Assessment of reporting biases

To investigate publication bias, we will construct funnel plots where there are a minimum of 10 studies for any outcome (Sterne 2011). We will assess the funnel plots visually and investigate any asymmetry found.

We will re‐examine our search for grey literature when we suspect missing studies with negative results and reconsider the generic search terms, if we suspect missing studies with positive results.

Data synthesis

To critically appraise clinical diversity, two authors (DK, JS) will perform a narrative synthesis of all the included studies and seek agreement from other co‐authors. We will analyse clinically homogeneous studies using a random‐effects meta‐analysis model; in cases where pooling is not advisable due to heterogeneity, we will only report a narrative synthesis.

For statistical heterogeneity, we will only pool studies where there are five eligible comparisons for each outcome. When determining the heterogeneity of pooled studies, if I² is found to be < 25% (Higgins 2011a), which indicates low heterogeneity, we will still apply a random‐effects model since we have previously reported that the criteria for a fixed‐effect meta‐analysis are not met (i.e. heterogeneity of outcomes methodology) (Roekevisch 2013). We will present results of meta‐analyses as forest plots.

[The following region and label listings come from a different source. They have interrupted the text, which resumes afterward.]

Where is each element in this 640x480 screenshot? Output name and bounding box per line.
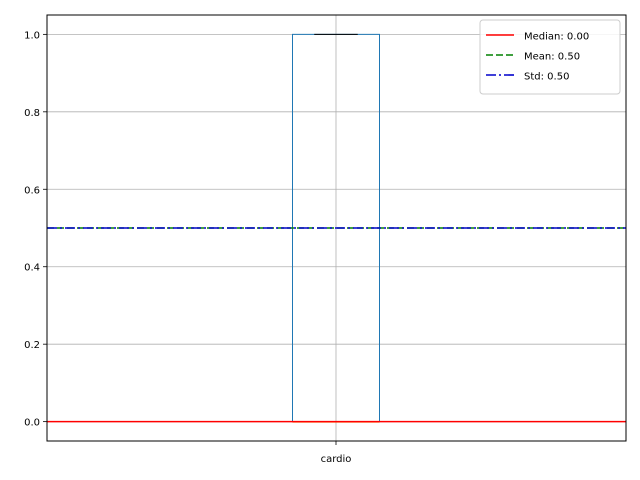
axis-ticks: 0.0 0.2 0.4 0.6 0.8 1.0 cardio xyxy=(24,30,351,465)
y-tick-label: 0.0 xyxy=(24,418,40,429)
y-tick-label: 0.2 xyxy=(24,340,40,351)
legend-label: Median: 0.00 xyxy=(524,32,589,43)
legend-label: Std: 0.50 xyxy=(524,72,569,83)
y-tick-label: 0.8 xyxy=(24,108,40,119)
y-tick-label: 1.0 xyxy=(24,30,40,41)
y-tick-label: 0.4 xyxy=(24,263,40,274)
legend: Median: 0.00 Mean: 0.50 Std: 0.50 xyxy=(479,19,621,95)
legend-label: Mean: 0.50 xyxy=(524,52,580,63)
legend-box xyxy=(479,19,621,95)
x-tick-label: cardio xyxy=(321,454,352,465)
y-tick-label: 0.6 xyxy=(24,185,40,196)
plot-frame xyxy=(46,14,627,442)
reference-lines xyxy=(47,227,626,423)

In cases where pooling is not advisable due to statistical heterogeneity (i.e. I² > 75%), we intend to perform a narrative (qualitative) synthesis only.

We will not pool open‐label extension studies.

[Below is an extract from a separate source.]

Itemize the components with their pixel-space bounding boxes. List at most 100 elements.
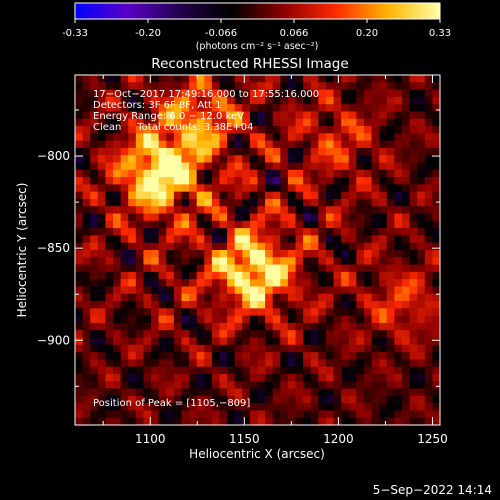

If not mentioned in the study publications, we will calculate the mean change in clinical signs, symptoms, and quality of life using absolute scores at baseline and at the end of active treatment, and present relevant findings in a figure or graph.

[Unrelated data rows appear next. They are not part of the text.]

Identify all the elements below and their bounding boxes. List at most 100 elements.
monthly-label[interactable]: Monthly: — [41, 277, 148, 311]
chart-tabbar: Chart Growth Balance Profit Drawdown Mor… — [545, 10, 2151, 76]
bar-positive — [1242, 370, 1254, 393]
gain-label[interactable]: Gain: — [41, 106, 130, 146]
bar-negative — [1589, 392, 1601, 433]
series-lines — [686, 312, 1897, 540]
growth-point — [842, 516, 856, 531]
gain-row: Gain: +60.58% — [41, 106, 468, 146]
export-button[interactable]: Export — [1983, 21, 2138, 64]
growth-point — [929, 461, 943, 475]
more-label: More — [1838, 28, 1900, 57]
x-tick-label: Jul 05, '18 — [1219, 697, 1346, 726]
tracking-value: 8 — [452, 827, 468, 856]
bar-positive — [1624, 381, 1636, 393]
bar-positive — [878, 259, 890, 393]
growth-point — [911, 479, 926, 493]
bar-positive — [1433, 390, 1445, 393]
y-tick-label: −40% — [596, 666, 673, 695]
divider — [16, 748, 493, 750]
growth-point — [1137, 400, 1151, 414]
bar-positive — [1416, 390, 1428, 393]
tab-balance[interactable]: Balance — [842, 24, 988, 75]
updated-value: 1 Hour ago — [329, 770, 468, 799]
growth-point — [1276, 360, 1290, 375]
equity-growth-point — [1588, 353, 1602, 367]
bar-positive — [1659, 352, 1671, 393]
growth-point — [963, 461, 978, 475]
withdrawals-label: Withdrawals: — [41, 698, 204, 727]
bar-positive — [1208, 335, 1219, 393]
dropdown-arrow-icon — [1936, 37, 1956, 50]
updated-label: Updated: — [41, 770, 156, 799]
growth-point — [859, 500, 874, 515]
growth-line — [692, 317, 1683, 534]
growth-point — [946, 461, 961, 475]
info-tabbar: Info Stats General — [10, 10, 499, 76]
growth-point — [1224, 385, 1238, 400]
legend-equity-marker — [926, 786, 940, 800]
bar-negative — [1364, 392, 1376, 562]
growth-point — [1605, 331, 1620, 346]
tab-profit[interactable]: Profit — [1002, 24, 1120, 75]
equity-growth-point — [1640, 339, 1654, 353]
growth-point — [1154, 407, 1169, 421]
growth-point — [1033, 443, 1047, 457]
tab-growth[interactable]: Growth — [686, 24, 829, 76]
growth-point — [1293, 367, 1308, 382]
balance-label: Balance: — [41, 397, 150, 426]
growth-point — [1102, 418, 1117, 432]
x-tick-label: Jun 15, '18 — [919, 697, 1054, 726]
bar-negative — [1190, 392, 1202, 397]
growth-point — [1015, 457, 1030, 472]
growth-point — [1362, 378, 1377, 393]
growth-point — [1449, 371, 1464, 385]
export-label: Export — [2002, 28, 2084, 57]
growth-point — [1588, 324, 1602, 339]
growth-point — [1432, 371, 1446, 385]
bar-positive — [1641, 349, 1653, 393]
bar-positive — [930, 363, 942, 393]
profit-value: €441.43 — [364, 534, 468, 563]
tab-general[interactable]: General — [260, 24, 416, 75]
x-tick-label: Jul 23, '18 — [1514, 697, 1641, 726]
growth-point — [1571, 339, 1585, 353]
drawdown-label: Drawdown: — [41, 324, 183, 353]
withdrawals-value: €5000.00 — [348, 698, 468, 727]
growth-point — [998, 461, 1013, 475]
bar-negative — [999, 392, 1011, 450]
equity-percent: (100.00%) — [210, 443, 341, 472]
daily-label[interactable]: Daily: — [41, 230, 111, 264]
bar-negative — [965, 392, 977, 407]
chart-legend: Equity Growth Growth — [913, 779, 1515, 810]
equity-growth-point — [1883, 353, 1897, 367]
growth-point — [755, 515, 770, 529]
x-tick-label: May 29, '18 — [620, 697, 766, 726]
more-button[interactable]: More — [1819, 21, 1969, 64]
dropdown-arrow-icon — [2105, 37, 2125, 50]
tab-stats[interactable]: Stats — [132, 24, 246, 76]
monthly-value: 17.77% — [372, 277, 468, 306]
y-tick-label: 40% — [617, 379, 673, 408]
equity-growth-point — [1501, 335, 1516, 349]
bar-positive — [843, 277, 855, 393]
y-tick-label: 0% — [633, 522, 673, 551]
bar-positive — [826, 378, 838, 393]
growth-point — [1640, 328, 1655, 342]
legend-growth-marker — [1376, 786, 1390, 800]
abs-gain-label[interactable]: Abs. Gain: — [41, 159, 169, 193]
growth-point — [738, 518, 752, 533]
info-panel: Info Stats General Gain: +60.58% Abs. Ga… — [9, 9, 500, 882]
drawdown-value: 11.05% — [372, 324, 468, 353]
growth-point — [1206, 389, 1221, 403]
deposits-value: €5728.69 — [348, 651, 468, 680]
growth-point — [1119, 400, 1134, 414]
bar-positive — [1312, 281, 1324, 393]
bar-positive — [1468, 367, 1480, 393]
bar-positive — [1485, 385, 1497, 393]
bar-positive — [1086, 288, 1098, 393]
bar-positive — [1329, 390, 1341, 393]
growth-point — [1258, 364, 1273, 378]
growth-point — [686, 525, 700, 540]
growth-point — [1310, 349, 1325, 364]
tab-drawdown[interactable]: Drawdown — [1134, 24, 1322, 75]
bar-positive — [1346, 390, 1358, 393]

To compare safety data, we will calculate the incidence rates (%) per participant per week for adverse events, serious adverse events and withdrawals due to atopic eczema using this formula: [number of events divided by (number of patients multiplied by duration of RCT in weeks)] multiplied by 100.

Subgroup analysis and investigation of heterogeneity

We plan to perform the following subgroup analyses if adequate data is available:

• short‐term treatment (≤ 16 weeks);

• long‐term or maintenance treatment (> 16 weeks);

• treatment efficacy in children (< 18 years) versus adults (≥ 18 years);

• impact of filaggrin gene mutation carriage on treatment response.

Sensitivity analysis

We will explore sources of uncertainty with sensitivity and subgroup analyses using meta‐regression models. Sensitivity analyses include the exploration of the influence of the study quality, trial participant characteristics (age, sex), imbalanced drop out and the largest and smallest trials in the analysis on the overall results.